WürzburgHorst F. Rupp




Die an der Erziehungswissenschaftlichen Fakultät Jena im April 2009 angenommene Dissertation von Anja Richter ist »eine historisch-systematische Untersuchung zur Kultur- und Mentalitätsgeschichte der höheren Schule«. Sie thematisiert »schulische Feiern und Feste an drei sächsischen Gymnasien zwischen der Reformdis­kussion um 1800 bis zum Ende des Ersten Weltkriegs« und be­schreibt den »Bedeutungswandel von Schulfeiern« in der »Spannung zwischen bürgerlicher Selbstdarstellung und staatlicher Funktionalisierung«.
Die Vfn. zeichnet solche Schulfeiern in der »Reformphase (1812–1846)«, »zwischen partikularer und nationaler Bedeutung (1848–1868)« und »im Kaiserreich« in den jeweiligen bildungspolitischen, nationalpolitischen, kulturell-religiösen und wirtschaftlichen Kontext ein. Dabei orientiert sie sich an »Leitfragen« nach dem Einfluss der Kontexte, nach dem Anlass der Feiern, nach dem, was da »in den Reden als Sinnreservoiren kommuniziert« wurde, und nach der gesellschaftlichen Bedeutung dieser schulischen Festkultur. Mit einigen Ausblicken auf andere Schulen konzentriert sie sich auf die Fürsten- und Landesschule St. Afra in Meißen, die Nikolaischule in Leipzig und das Albertinum in Freiberg. Als Quellen dienen ihr Schulprogramme, Jahresberichte der Rektoren, Festschriften, besonders Festreden bei Jubiläen (Reformation, Völkerschlacht bei Leipzig, Geburtstage von Fürsten), aus denen sie »Genese und Verlauf ausgewählter Feiern« rekonstruiert und das sich darin ausdrückende »Geschichtsbewusstsein« erhebt. In all diesen Texten wird das Bestreben erkennbar, den Adressaten »Symbol- und Identifikationsfiguren« vor Augen zu stellen und so auf ihre »Selbstkonzepte« einzuwirken.
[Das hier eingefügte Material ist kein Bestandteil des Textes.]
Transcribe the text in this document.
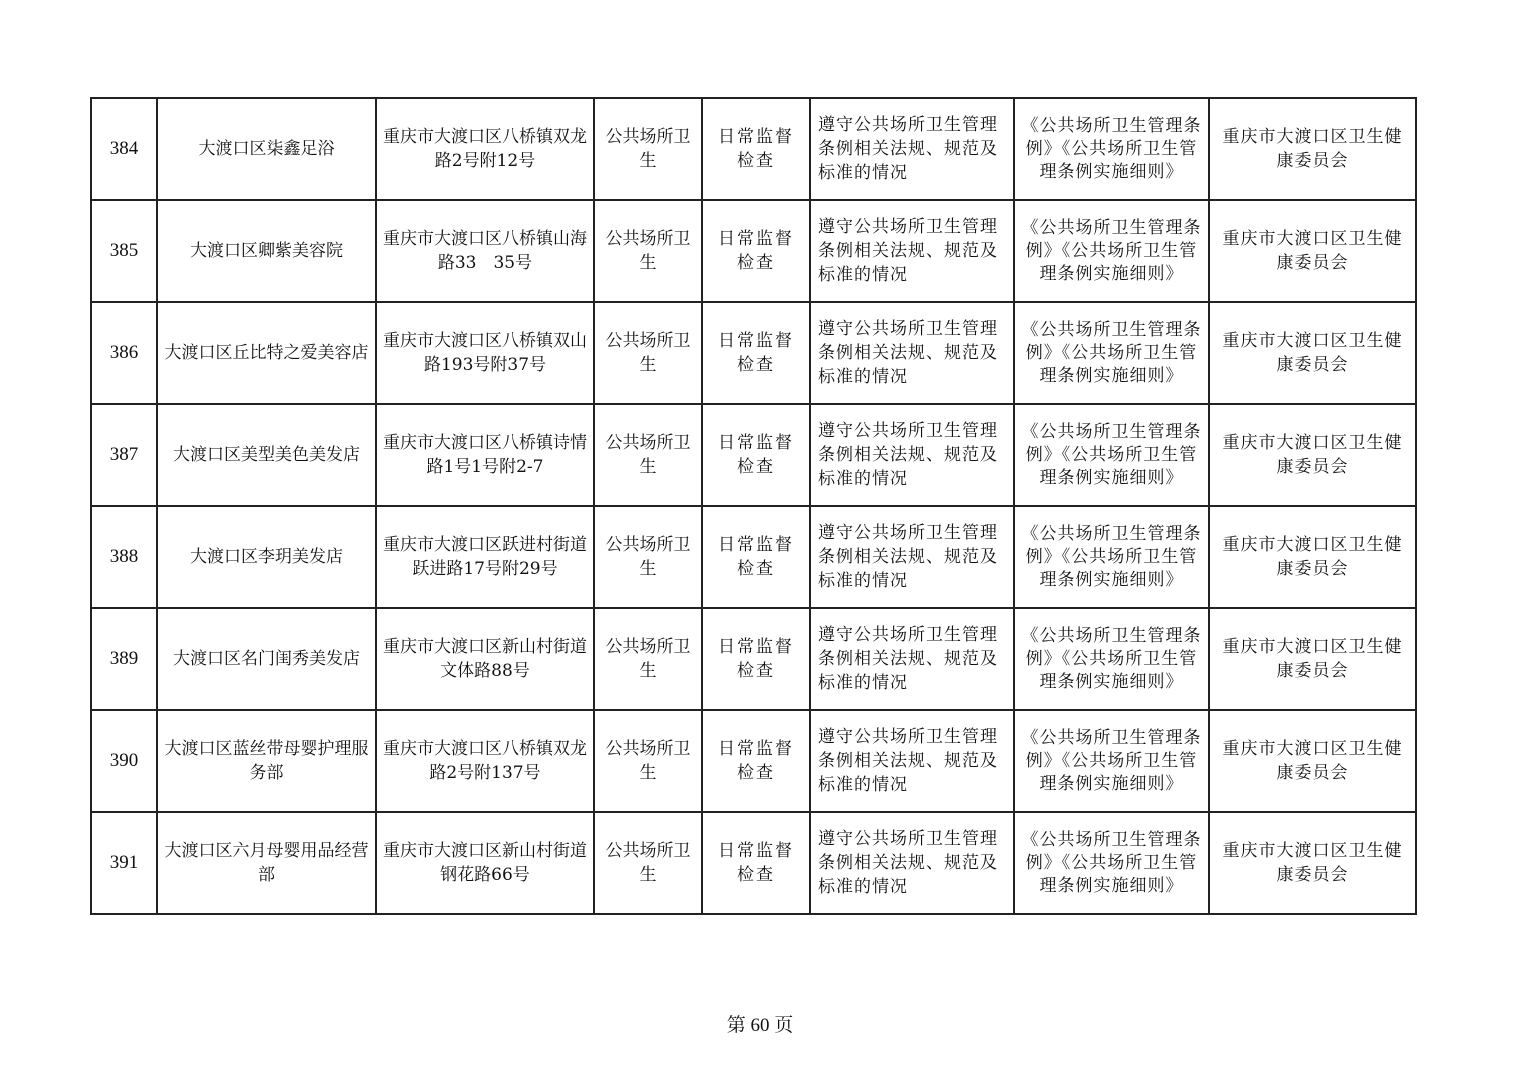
384	大渡口区柒鑫足浴	重庆市大渡口区八桥镇双龙路2号附12号	公共场所卫生	日常监督检查	遵守公共场所卫生管理条例相关法规、规范及标准的情况	《公共场所卫生管理条例》《公共场所卫生管理条例实施细则》	重庆市大渡口区卫生健康委员会
385	大渡口区卿紫美容院	重庆市大渡口区八桥镇山海路33　35号	公共场所卫生	日常监督检查	遵守公共场所卫生管理条例相关法规、规范及标准的情况	《公共场所卫生管理条例》《公共场所卫生管理条例实施细则》	重庆市大渡口区卫生健康委员会
386	大渡口区丘比特之爱美容店	重庆市大渡口区八桥镇双山路193号附37号	公共场所卫生	日常监督检查	遵守公共场所卫生管理条例相关法规、规范及标准的情况	《公共场所卫生管理条例》《公共场所卫生管理条例实施细则》	重庆市大渡口区卫生健康委员会
387	大渡口区美型美色美发店	重庆市大渡口区八桥镇诗情路1号1号附2-7	公共场所卫生	日常监督检查	遵守公共场所卫生管理条例相关法规、规范及标准的情况	《公共场所卫生管理条例》《公共场所卫生管理条例实施细则》	重庆市大渡口区卫生健康委员会
388	大渡口区李玥美发店	重庆市大渡口区跃进村街道跃进路17号附29号	公共场所卫生	日常监督检查	遵守公共场所卫生管理条例相关法规、规范及标准的情况	《公共场所卫生管理条例》《公共场所卫生管理条例实施细则》	重庆市大渡口区卫生健康委员会
389	大渡口区名门闺秀美发店	重庆市大渡口区新山村街道文体路88号	公共场所卫生	日常监督检查	遵守公共场所卫生管理条例相关法规、规范及标准的情况	《公共场所卫生管理条例》《公共场所卫生管理条例实施细则》	重庆市大渡口区卫生健康委员会
390	大渡口区蓝丝带母婴护理服务部	重庆市大渡口区八桥镇双龙路2号附137号	公共场所卫生	日常监督检查	遵守公共场所卫生管理条例相关法规、规范及标准的情况	《公共场所卫生管理条例》《公共场所卫生管理条例实施细则》	重庆市大渡口区卫生健康委员会
391	大渡口区六月母婴用品经营部	重庆市大渡口区新山村街道钢花路66号	公共场所卫生	日常监督检查	遵守公共场所卫生管理条例相关法规、规范及标准的情况	《公共场所卫生管理条例》《公共场所卫生管理条例实施细则》	重庆市大渡口区卫生健康委员会
第 60 页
Die Vfn. unterscheidet vier Typen von Schulfeiern: Die Repräsentationsfeier dient der »Selbstdarstellung, Selbstthematisierung und Selbstrechtfertigung« der Schule, die Gesinnungsfeier, etwa am Geburtstag des Herrschers, der Stärkung einer monarchistischen Haltung. Bei der Tugendfeier gedenkt man religiöser und kultureller Vorbilder wie Luther, Melanchthon, Goethe und Schiller. Die Ereignisfeier erinnert an wichtige Geschehnisse der nationalen Geschichte wie die Reformation, die Völkerschlacht bei Leipzig oder später die Schlacht von Sedan. Die Festreden spiegeln Wandlungen der politischen Situation und des Bildungskonzeptes und lassen das Bestreben erkennen, nicht nur Ereignisse und Gestalten der deutschen Geschichte, sondern auch Glaubensinhalte für die Erzeugung bürgerlich-politischer Haltungen zu nutzen. In den Festreden drücken sich Einstellungen der Lehrer aus, wie sie wohl auch weithin den Unterricht bestimmten. Die Mentalität einer wichtigen Gruppe des deutschen Bildungsbürgertums im 19. Jh., der Gymnasialprofessoren, wird in das soziale, politische, wirtschaftliche, kulturelle und religiöse Kräftefeld des deutschen Kleinstaates Sachsen eingezeichnet. Das Buch, das auf sorgfältiger Ar­-chivarbeit und Literaturauswertung basiert, breitet vor dem Leser eine Fülle von Einzelheiten und Zusammenhängen aus. Um die inkulturierende Wirkung der geschilderten Rituale zu illustrieren, hätten vielleicht auch autobiographische Zeugnisse ehemaliger Schüler herangezogen werden können.